The point is, I’m tired of the same old cynical anti-Valentine’s Day rant from the same single friends we’ve contemplated de-friending at least once or twice throughout the duration of our Facebook friend history. You know the rant:
“I don’t believe in limiting love to one day. Love is an every day celebration! Why must you pick JUST ONE?”
Why must Christian’s pick one special day to celebrate the birth of their Savior? Why must America only have one day of thanks? Why do we need to celebrate a New Year when we’re about to have 365 days of one? Always celebrate. All the time. Never, ever, pick a day that designates celebration.
I’m sorry, but I think you’re missing the point of a holiday.
“They just want (dun dun dun) YOUR MONEY!”
They do. Everyone always wants your money. For every holiday.
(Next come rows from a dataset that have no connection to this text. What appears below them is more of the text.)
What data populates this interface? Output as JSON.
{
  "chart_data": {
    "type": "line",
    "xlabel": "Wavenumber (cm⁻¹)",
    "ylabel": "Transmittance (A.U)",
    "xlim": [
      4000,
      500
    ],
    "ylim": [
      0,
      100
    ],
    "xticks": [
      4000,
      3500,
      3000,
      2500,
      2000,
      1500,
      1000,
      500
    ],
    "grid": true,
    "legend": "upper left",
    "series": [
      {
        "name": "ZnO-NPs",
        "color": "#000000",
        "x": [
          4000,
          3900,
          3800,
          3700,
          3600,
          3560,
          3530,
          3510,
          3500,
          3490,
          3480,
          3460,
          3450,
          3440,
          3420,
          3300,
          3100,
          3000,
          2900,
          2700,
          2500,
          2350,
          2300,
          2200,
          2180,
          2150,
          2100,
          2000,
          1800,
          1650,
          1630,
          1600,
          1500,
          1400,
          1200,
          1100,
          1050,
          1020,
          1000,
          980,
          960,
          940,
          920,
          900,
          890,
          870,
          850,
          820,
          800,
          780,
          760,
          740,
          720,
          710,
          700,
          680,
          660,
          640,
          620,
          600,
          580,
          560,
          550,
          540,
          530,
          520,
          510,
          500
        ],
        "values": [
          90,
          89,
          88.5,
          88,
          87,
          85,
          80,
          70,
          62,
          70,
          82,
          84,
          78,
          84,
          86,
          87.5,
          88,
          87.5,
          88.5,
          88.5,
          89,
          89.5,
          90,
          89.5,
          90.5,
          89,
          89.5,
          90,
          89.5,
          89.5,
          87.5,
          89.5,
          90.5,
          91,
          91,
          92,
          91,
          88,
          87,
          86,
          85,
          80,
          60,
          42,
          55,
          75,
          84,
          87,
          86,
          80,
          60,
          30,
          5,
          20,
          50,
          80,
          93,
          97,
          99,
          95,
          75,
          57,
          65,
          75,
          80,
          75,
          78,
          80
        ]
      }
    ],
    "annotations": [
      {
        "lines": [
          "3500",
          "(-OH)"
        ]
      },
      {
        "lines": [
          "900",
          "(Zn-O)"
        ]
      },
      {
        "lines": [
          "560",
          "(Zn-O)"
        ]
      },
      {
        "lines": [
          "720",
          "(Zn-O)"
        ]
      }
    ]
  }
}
Ever.
“There are other ways to show your love than just by buying material things!”
There are. Do them. (No pun intended.)
All this to say, the cheesy Valentine’s boxers you buy your boyfriend this Valentine’s Day doesn’t make you a loser or sucker for buying into a commercial holiday. It means that you’ve bought into a day that reminds you that amidst a life where it’s easy to forget to tell your loved ones how much they mean to you, you still want a whole day to celebrate just them. Even if it means buying a ton of meaningless plastic-based merchandize you’ll throw away within the week.
Thanks, Dad, for teaching me to celebrate every opportunity I have to celebrate my loved ones; even if it means buying into a holiday that makes single people very aware of how single they are.
So this Valentine’s Day, stop ranting about how pissed you are that you don’t have a boo thang in your life, and celebrate the love you do have, whether it’s with a giant stuffed teddy bear from the love of your life, a hand written poem (I recommend this over the latter) or a margarita with your girls.
Because there’s a whole bunch more love in the world than just the romantic kind, and if you blink, you’ll miss it.